Reviewed by

Christopher Armstead

It’s the 1920’s and the Great Depression has hit the heartland of America like a sledgehammer. I remember as a kid asking my grandmother about life during the depression and she informed me, being that she was Black as the majority of the characters in director Andrew P. Jones winsome period piece ‘Kings of the Evening’ are Black, that everybody she knew was already economically depressed so it was just another set of days for her. That’s what my granny told me. But that’s not the story here as the Depression has taken its toll as the men and women of this city look for a way to find some joy, peace and comfort amidst this terrible situation.

Our story centers around the character of Homer Hobbs (Tyson Beckford) who has just been released from two years of chain gang duty and is out looking for his mother.

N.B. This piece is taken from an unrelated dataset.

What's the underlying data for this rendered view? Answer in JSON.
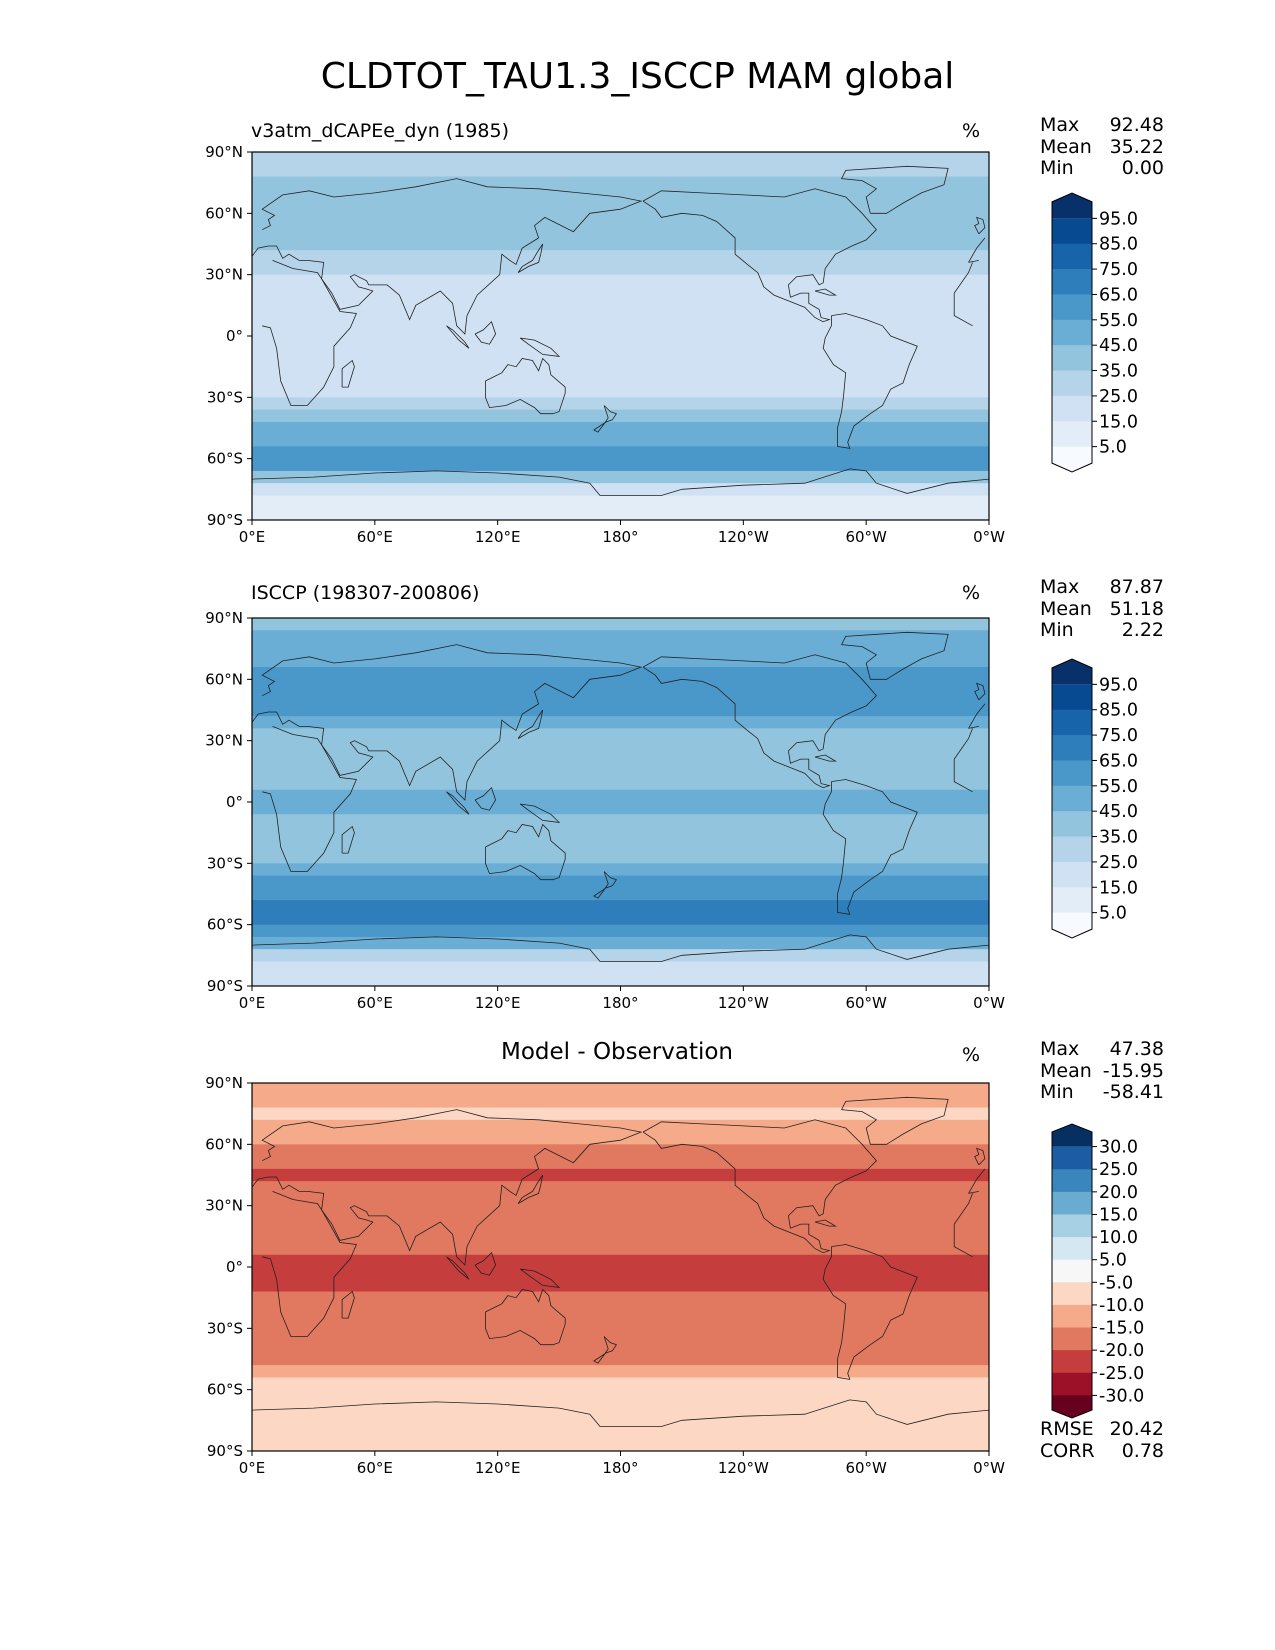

Unfortunately he can’t find her but she did leave behind some belongings at her known last residence, including his father’s beloved trumpet. The next order of business for Homer is to find a place to stay and hopefully luck out and get a job. This is where he meets slick hustler Benny Potter (Reginald T. Dorsey) who finds Homer a nice place to stay at Miss Gracie’s flop house.

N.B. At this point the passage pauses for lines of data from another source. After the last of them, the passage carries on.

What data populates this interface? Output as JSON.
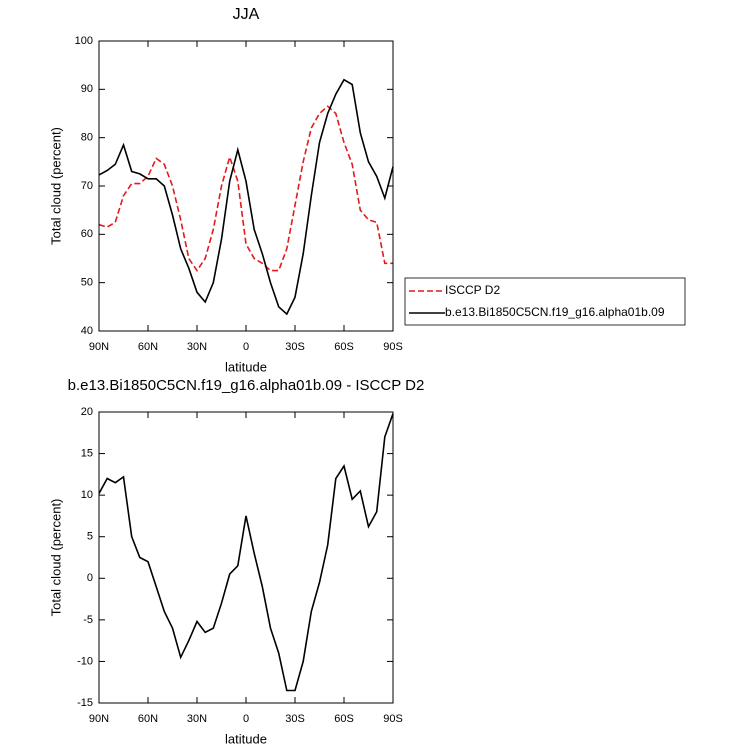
{
  "chart_data": [
    {
      "type": "line",
      "title": "JJA",
      "xlabel": "latitude",
      "ylabel": "Total cloud (percent)",
      "x": [
        90,
        85,
        80,
        75,
        70,
        65,
        60,
        55,
        50,
        45,
        40,
        35,
        30,
        25,
        20,
        15,
        10,
        5,
        0,
        -5,
        -10,
        -15,
        -20,
        -25,
        -30,
        -35,
        -40,
        -45,
        -50,
        -55,
        -60,
        -65,
        -70,
        -75,
        -80,
        -85,
        -90
      ],
      "xlim": [
        90,
        -90
      ],
      "xticks": [
        {
          "value": 90,
          "label": "90N"
        },
        {
          "value": 60,
          "label": "60N"
        },
        {
          "value": 30,
          "label": "30N"
        },
        0,
        {
          "value": -30,
          "label": "30S"
        },
        {
          "value": -60,
          "label": "60S"
        },
        {
          "value": -90,
          "label": "90S"
        }
      ],
      "ylim": [
        40,
        100
      ],
      "yticks": [
        40,
        50,
        60,
        70,
        80,
        90,
        100
      ],
      "legend": "right",
      "series": [
        {
          "name": "ISCCP D2",
          "color": "#e41a1c",
          "linestyle": "dashed",
          "values": [
            62,
            61.5,
            62.5,
            68,
            70.5,
            70.5,
            72,
            75.7,
            74.5,
            70,
            63,
            55,
            52.5,
            55,
            61,
            70,
            76,
            71,
            58,
            55,
            54,
            52.5,
            52.5,
            57,
            66,
            75,
            82,
            85,
            86.5,
            85,
            79,
            74.5,
            65,
            63,
            62.5,
            54,
            54
          ]
        },
        {
          "name": "b.e13.Bi1850C5CN.f19_g16.alpha01b.09",
          "color": "#000000",
          "linestyle": "solid",
          "values": [
            72.3,
            73.2,
            74.5,
            78.5,
            73,
            72.5,
            71.5,
            71.5,
            70,
            64,
            57,
            53,
            48,
            46,
            50,
            59,
            71,
            77.5,
            71,
            61,
            56,
            50,
            45,
            43.5,
            47,
            56,
            68,
            79,
            85,
            89,
            92,
            91,
            81,
            75,
            72,
            67.5,
            74
          ]
        }
      ]
    },
    {
      "type": "line",
      "title": "b.e13.Bi1850C5CN.f19_g16.alpha01b.09 - ISCCP D2",
      "xlabel": "latitude",
      "ylabel": "Total cloud (percent)",
      "x": [
        90,
        85,
        80,
        75,
        70,
        65,
        60,
        55,
        50,
        45,
        40,
        35,
        30,
        25,
        20,
        15,
        10,
        5,
        0,
        -5,
        -10,
        -15,
        -20,
        -25,
        -30,
        -35,
        -40,
        -45,
        -50,
        -55,
        -60,
        -65,
        -70,
        -75,
        -80,
        -85,
        -90
      ],
      "xlim": [
        90,
        -90
      ],
      "xticks": [
        {
          "value": 90,
          "label": "90N"
        },
        {
          "value": 60,
          "label": "60N"
        },
        {
          "value": 30,
          "label": "30N"
        },
        0,
        {
          "value": -30,
          "label": "30S"
        },
        {
          "value": -60,
          "label": "60S"
        },
        {
          "value": -90,
          "label": "90S"
        }
      ],
      "ylim": [
        -15,
        20
      ],
      "yticks": [
        -15,
        -10,
        -5,
        0,
        5,
        10,
        15,
        20
      ],
      "series": [
        {
          "color": "#000000",
          "linestyle": "solid",
          "values": [
            10.2,
            12,
            11.5,
            12.2,
            5,
            2.5,
            2,
            -1,
            -4,
            -6,
            -9.5,
            -7.5,
            -5.2,
            -6.5,
            -6,
            -3,
            0.5,
            1.5,
            7.5,
            3,
            -1,
            -6,
            -9,
            -13.5,
            -13.5,
            -10,
            -4,
            -0.5,
            4,
            12,
            13.5,
            9.5,
            10.5,
            6.2,
            8,
            17,
            19.8
          ]
        }
      ]
    }
  ]
}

Miss Gracie (Lynn Whitfield) is a very nice woman who feeds her tenants, keeps the place clean and only has the bare minimum of cockroaches running around. Also staying at her house, in addition to Benny the hustler, is Clarence (Glynn Turman) who is still waiting for his government check to arrive and the absolutely lovely Lucy (Linara Washington) who works down at the local sweat shop for the mean, evil, racist penny pinching Mr. Cheedle (Bruce McGill), and those are his good points.

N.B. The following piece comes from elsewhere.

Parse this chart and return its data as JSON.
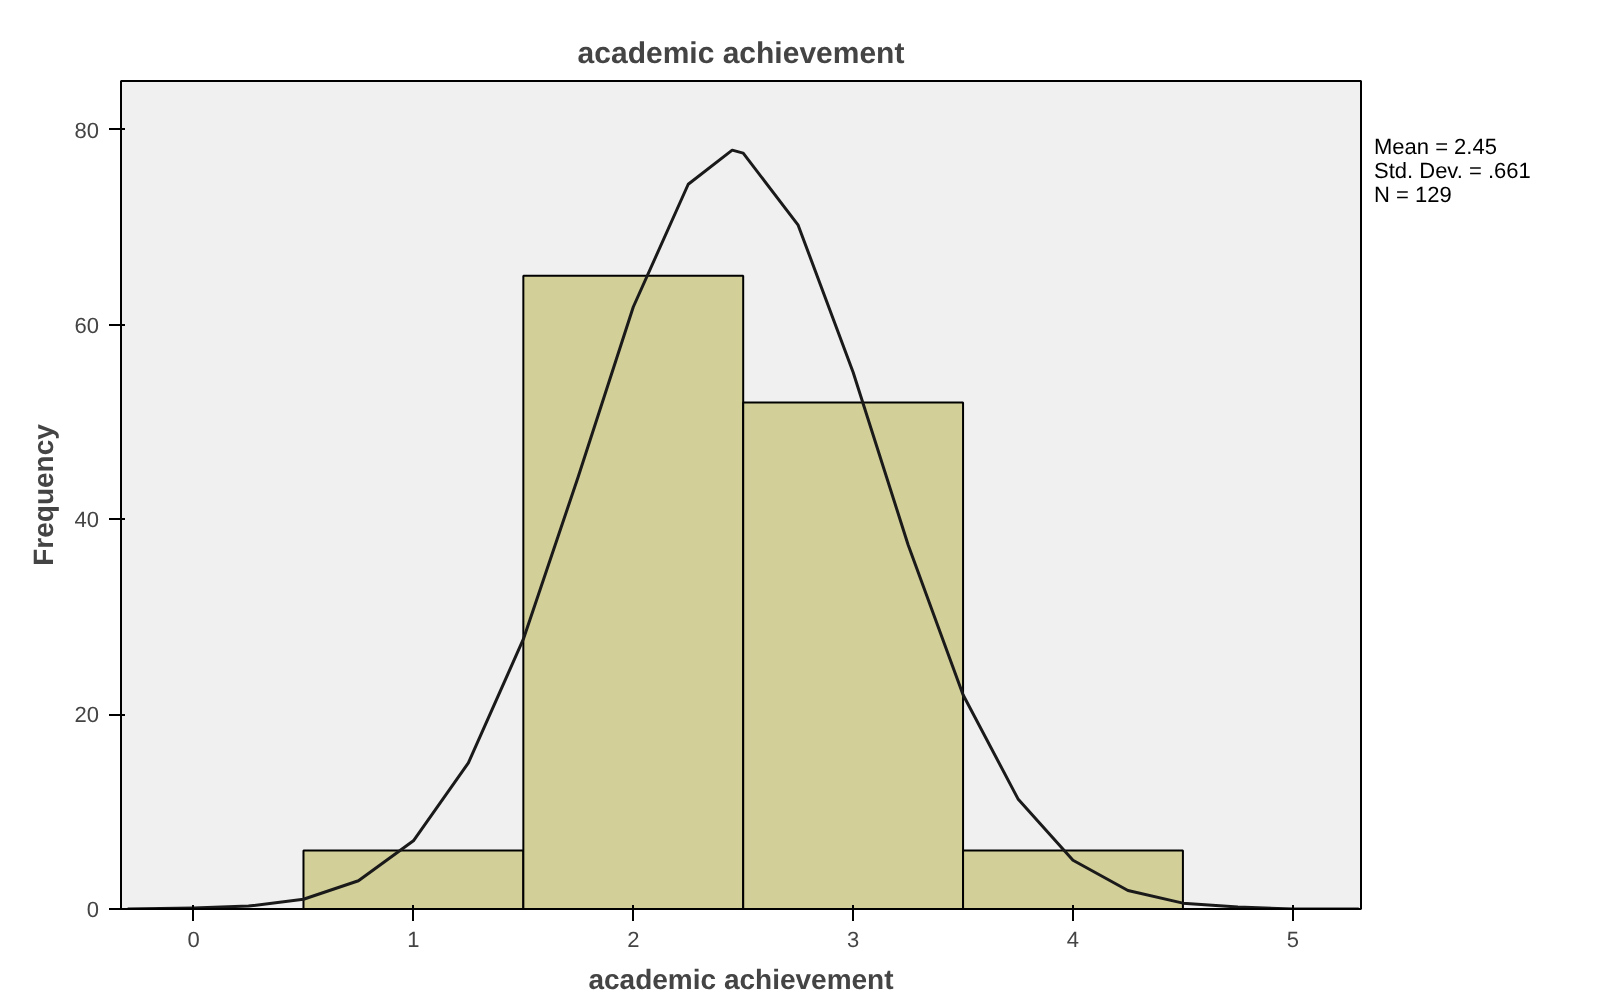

But about this ‘King of the Evening’ business. Once a week the resplendent Mr. Gamba (Steven Williams) hosts an event at the local community hall were the finest gentlemen wear the finest clothes and strut their stuff to win glorious prizes and gain respect. Five dollars here, a can of peaches there… and considering that room and board at Miss Gracie’s is 25 cents a week, five dollars would’ve taken you pretty far so being crowned King of the Evening is kind of a big deal.

Meanwhile Lucy is dealing with her own set of problems in that trouble, in the form one Mr. Ramsey (James Russo), has followed her to this town from St. Louis claiming he owes her some money and Mr. Ramsey aims to get his money. Homer is a little sweet on Lucy but Lucy seems to be interested in fancy ‘King of the Evening’ styled gentlemen prompting Homer to do what he can to become one of these men. Clarence, who is probably the pure definition of what we would call ‘a loser’ today, would also like to be a King but Clarence would rather sit around and feel sorry for himself rather than do what he needs to do to regain his self respect. And so it goes.

We were watching this movie with the family, because it is family friendly, there’s a scene where the character Gracie was attempting to show the character of Clarence how to strut. That was kind of funny. It was funny to me mainly because I saw ‘J.D.’s Revenge’ and I know full well that Glynn Turman knows how to ‘strut’. Off camera Mr. Turman was probably the resident strut coach. I guess that’s why it’s called acting.

Anyway, one of the best things about ‘Kings of the Evening’, something that could also be leveled as this films major drawback, would be how simple this movie is. Director Andrew P. Jones, working off of a script co-written along with the director by his father Robert Page Jones, has opened a small window to this often forgotten time and allows us to look in and absorb this rich slice of life. On one hand it’s superficial. How much depth can there be in watching a bunch of grown men play dress up? But when you take into account the reasons behind their primping and preening and what it meant to these men internally just to be a part of this competition at this down time in history, not to mention what it meant to the spectators in the audience, the superficial aura slowly gets etched away.

Certainly the strength of ‘Kings of the Evening’ isn’t in the story it has to tell as the story is, at best, rudimentary, but instead it’s the strength of the characters that populate this rudimentary story where the movie gets its power. It goes without saying that these colorful characters would have to be in the care of some mighty talented actors if they are to come to life and these actors took the sparse characters they were working with and turned them into three dimensional human beings that we felt true empathy for, particularly Linara Washington and the emotional depth that she was able give to the character of Lucy. We’re also including the male supermodel in this as well. Give Tyson Beckford credit where credit is due, not only for his subtle performance but for his part in bringing this movie to light as co-executive producer.

It took a couple of years for ‘Kings of the Evening’ to find distribution… we don’t know why this could be outside of the fact that Will Smith isn’t in it, and it also looks like somebody raided my granddad’s closet, but these transgression aside ‘Kings of the Evening’ is a special film that can be enjoyed, at least on some level, by just about everybody.